When BlackRock moved almost $100 million worth of Bitcoin [BTC] and ether [ETH] for Coinbase, the immediate reaction was fear of a sell-off. However, it’s not that simple.
The company deposited 930 BTC worth $65.48 million and 12,687 ETH worth $27.75 million into Coinbase, with more deposits likely.


However, these transfers are most likely part of ETF operations, where assets are routinely shifted between cold storage and exchanges to manage inflows, outflows and rebalancing.
Rather than signaling a dump, this reflects how major institutions operate in crypto today.
But even if the intent is not bearish, the short-term effect can still be negative. When large amounts of crypto are moved to exchanges like Coinbase Prime, it increases the chances of selling.
This increases pressure on prices and can lead to panic or rapid declines, especially if the market is already in the ‘Extreme Fear’ zone.

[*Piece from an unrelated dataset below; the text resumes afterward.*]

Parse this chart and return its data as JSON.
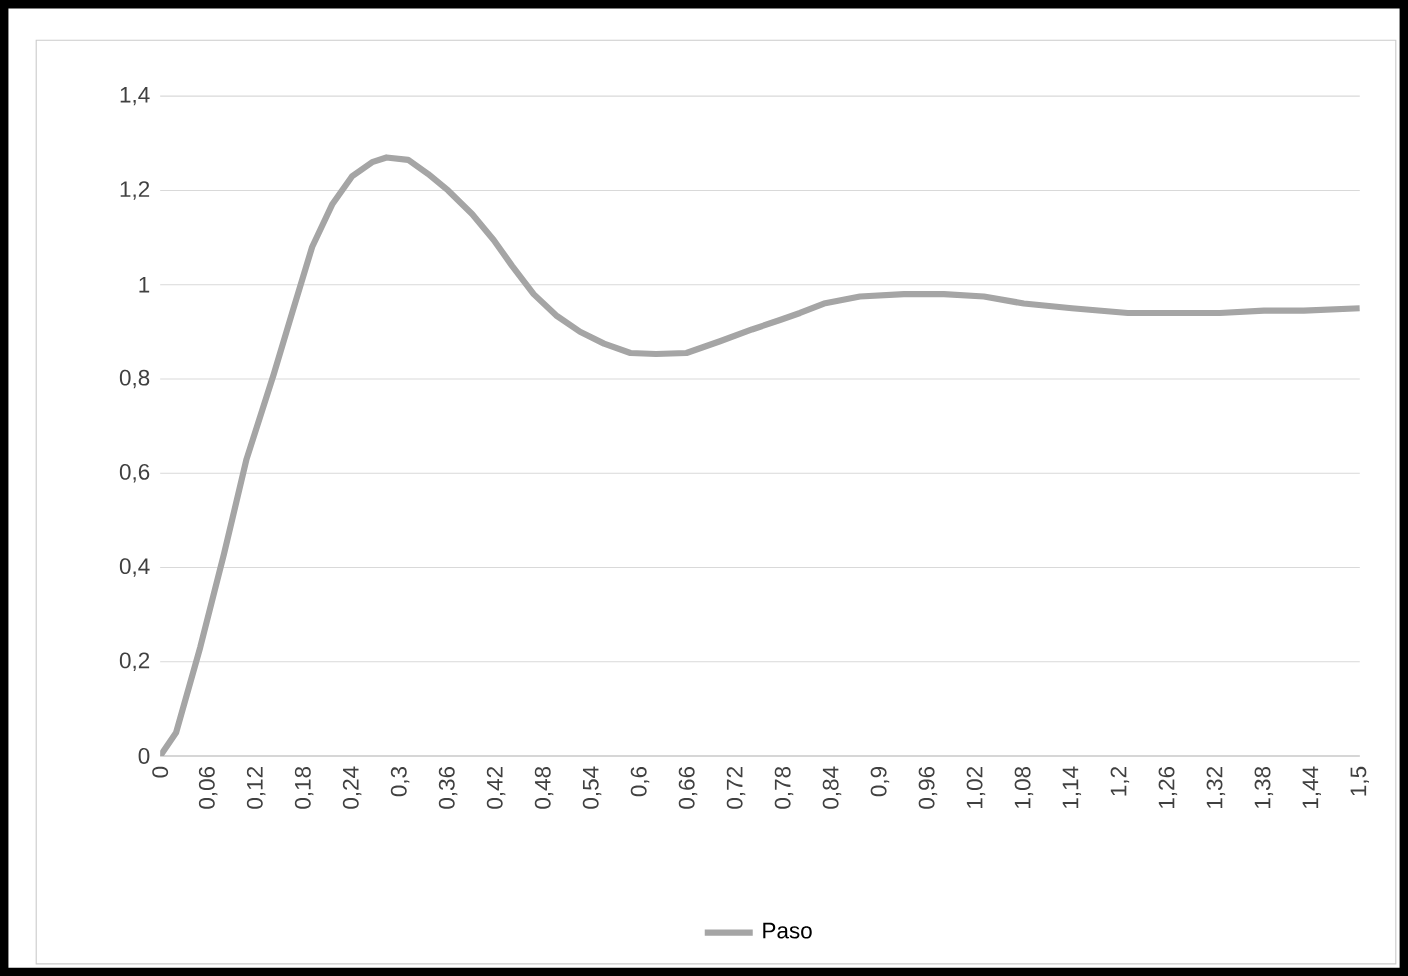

When should you actually worry?
Needless to say: one transfer alone isn’t a huge red flag, but it does become worrisome when a pattern forms. This pattern includes repeated large deposits, consistent ETF outflows, and price declines on high volumes.
If these signals appear together, it could indicate real institutional selling pressure. Simply put, for now the market may just be cautious and not panicking.
Institutions like BlackRock adjust their positions while retail traders react quickly to price movements, creating an unstable market.
Market trends are difficult and everywhere
Even though BlackRock shares are strongCrypto prices have fallen. At the time of writing, Bitcoin was down around 4%, with Ethereum even lower more.
In fact, prices move up and down quickly, evidence of short-term emotional trading rather than long-term confidence.
Ethereum in particular has seen sharp swings due to leveraged transactions. Indicators such as RSI show that even small rallies do not last long.


Furthermore, the MVRV ratio showed that the market was stuck in a cycle, where prices rose briefly, traders took profits and prices fell again. In fact, neither buyers nor sellers seemed to be in control of the situation.


Additionally, BlackRock’s Bitcoin ETF (IBIT) traded at $33.9 million on March 18 outflowending a seven-day inflow streak, while the Ethereum ETF (ETHA) included a smaller outflow of $1.3 million.
These amounts may seem small, but likely explain why BlackRock moved assets to Coinbase to sell them and meet investor withdrawals.
Not the first time…
This is not new. A similar move took place in December 2025 when more than $125 million worth of Bitcoin was sent to Coinbase under the same circumstances. So this isn’t panic selling, it’s just a response to investors pulling money out.
Instead of guessing whether BlackRock is bullish or bearish, the most important thing to look at is the ETF outflows. If the pullbacks continue, selling pressure in the market is likely to continue.
Final summary
- BlackRock’s $100 million transfer isn’t a panic sell, but a market move driven by ETF inflows and outflows.
- Until demand returns, ETF-driven selling pressure will likely keep markets depressed.